Aims: To study the prevalence of dyspepsia and irritable bowel syndrome and the effects of co-existing anxiety and depression on health care utilization by a population survey in Chinese.
Methods: Ethnic Chinese households were invited to participate in a telephone survey using a validated bowel symptom questionnaire and the hospital anxiety and depression scale. Gastrointestinal symptoms were classified as dyspepsia and irritable bowel syndrome according to the Rome I criteria and gastro-oesophageal reflux disease by the presence of weekly heartburn or acid regurgitation. The anxiety and depression scores were compared between patients who sought medical attention and those who did not, using multiple logistic regression analysis.

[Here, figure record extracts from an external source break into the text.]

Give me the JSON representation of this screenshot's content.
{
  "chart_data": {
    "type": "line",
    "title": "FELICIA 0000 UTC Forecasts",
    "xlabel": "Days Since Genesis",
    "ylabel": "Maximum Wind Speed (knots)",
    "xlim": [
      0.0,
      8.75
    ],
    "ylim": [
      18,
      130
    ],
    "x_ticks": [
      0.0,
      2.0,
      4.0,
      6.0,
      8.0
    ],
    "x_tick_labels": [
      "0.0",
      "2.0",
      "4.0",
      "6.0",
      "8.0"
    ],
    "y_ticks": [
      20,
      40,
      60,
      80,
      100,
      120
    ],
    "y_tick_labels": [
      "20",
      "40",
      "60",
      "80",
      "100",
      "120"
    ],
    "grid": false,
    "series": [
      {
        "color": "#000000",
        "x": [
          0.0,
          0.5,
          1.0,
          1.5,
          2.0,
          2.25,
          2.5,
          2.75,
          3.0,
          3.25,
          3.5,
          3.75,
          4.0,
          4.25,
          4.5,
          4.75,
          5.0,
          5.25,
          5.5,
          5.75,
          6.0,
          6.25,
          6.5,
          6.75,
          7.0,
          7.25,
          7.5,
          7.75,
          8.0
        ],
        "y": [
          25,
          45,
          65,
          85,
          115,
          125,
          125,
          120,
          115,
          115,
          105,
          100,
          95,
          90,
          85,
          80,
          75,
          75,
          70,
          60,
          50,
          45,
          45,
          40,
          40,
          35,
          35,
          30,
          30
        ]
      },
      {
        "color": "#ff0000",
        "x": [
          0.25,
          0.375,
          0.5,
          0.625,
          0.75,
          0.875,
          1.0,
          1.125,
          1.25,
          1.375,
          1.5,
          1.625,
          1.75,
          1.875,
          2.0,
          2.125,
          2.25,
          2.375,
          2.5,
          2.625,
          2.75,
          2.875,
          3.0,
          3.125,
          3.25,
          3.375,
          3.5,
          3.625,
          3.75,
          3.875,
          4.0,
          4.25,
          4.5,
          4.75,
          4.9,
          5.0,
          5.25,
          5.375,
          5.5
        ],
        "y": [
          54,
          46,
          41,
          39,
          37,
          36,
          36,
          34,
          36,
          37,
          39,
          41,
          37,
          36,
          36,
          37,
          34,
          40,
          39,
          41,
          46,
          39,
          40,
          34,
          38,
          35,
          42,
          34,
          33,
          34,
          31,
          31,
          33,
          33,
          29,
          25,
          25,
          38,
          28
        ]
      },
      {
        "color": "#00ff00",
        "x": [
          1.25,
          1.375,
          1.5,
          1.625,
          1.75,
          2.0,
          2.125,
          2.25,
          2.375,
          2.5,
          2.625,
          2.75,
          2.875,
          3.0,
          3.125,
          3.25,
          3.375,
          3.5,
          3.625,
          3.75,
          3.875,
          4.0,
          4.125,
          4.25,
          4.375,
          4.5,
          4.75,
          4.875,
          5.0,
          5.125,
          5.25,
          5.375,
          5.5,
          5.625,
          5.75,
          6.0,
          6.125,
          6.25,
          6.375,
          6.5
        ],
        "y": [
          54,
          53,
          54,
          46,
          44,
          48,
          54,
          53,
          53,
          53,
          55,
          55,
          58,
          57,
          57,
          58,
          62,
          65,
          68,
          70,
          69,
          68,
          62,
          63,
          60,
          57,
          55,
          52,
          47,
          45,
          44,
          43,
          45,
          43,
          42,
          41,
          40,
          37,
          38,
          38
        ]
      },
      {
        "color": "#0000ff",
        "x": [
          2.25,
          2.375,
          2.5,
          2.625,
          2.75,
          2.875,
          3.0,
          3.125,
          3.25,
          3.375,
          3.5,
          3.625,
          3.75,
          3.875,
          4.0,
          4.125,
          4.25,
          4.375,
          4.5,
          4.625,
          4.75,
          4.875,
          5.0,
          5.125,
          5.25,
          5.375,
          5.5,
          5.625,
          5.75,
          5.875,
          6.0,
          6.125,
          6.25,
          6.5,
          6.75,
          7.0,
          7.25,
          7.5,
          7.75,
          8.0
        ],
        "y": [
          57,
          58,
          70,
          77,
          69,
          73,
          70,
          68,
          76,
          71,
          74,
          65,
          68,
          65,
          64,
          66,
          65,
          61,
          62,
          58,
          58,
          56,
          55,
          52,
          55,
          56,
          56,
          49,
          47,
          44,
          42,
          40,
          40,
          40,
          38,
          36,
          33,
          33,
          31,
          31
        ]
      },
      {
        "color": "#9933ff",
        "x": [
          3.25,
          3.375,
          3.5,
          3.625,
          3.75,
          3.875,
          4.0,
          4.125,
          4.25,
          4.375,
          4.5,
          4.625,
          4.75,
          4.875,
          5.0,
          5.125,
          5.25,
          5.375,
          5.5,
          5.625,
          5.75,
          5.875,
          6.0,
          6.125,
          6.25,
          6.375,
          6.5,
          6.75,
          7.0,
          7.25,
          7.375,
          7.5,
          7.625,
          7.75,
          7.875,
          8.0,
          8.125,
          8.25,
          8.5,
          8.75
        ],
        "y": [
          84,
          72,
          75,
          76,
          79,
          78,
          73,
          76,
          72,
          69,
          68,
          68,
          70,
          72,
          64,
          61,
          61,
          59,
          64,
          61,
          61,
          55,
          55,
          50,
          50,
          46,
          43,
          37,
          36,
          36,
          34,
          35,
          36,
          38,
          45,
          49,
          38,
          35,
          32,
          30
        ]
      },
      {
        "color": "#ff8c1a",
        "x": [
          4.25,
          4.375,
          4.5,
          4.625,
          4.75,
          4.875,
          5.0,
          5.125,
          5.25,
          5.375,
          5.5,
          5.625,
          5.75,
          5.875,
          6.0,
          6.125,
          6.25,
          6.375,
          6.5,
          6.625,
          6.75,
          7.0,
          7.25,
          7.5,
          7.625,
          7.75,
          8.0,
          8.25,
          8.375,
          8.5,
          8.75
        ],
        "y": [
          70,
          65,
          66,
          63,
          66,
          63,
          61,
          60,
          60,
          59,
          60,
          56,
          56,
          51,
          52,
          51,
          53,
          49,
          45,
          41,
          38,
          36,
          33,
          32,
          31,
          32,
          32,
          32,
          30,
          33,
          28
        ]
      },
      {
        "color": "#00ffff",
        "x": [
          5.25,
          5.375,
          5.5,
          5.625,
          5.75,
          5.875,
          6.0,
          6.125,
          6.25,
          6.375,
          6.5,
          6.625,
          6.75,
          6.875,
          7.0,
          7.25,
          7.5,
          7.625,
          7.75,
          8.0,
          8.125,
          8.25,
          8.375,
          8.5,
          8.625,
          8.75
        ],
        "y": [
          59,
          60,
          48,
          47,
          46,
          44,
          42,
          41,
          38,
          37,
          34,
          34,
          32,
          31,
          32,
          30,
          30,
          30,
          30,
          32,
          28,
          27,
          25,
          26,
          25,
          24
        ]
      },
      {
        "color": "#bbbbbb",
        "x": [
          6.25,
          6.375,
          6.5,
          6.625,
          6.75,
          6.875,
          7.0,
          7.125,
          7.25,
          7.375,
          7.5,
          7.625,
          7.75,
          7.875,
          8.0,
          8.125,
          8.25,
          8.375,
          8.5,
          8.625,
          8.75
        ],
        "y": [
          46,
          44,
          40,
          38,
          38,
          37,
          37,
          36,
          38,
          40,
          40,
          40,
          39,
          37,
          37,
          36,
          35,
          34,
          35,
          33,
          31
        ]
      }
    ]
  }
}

Results: One thousand, six hundred and forty-nine subjects completed the interview (response rate, 62%). The population prevalences of dyspepsia, irritable bowel syndrome and gastro-oesophageal reflux disease were 18.4%, 4.1% and 4.8%, respectively. Dyspepsia and irritable bowel syndrome were associated with anxiety, depression, medical consultation, sick leave and adverse effects on social life. The degree of anxiety was an independent factor associated with health care-seeking behaviour in both dyspeptics (P = 0.003) and irritable bowel syndrome patients (P = 0.036).
Conclusions: Irritable bowel syndrome and dyspepsia are associated with anxiety, depression, significant social morbidity, health care utilization and days off work. Anxiety is an independent factor in determining health care utilization in patients with dyspepsia and irritable bowel syndrome.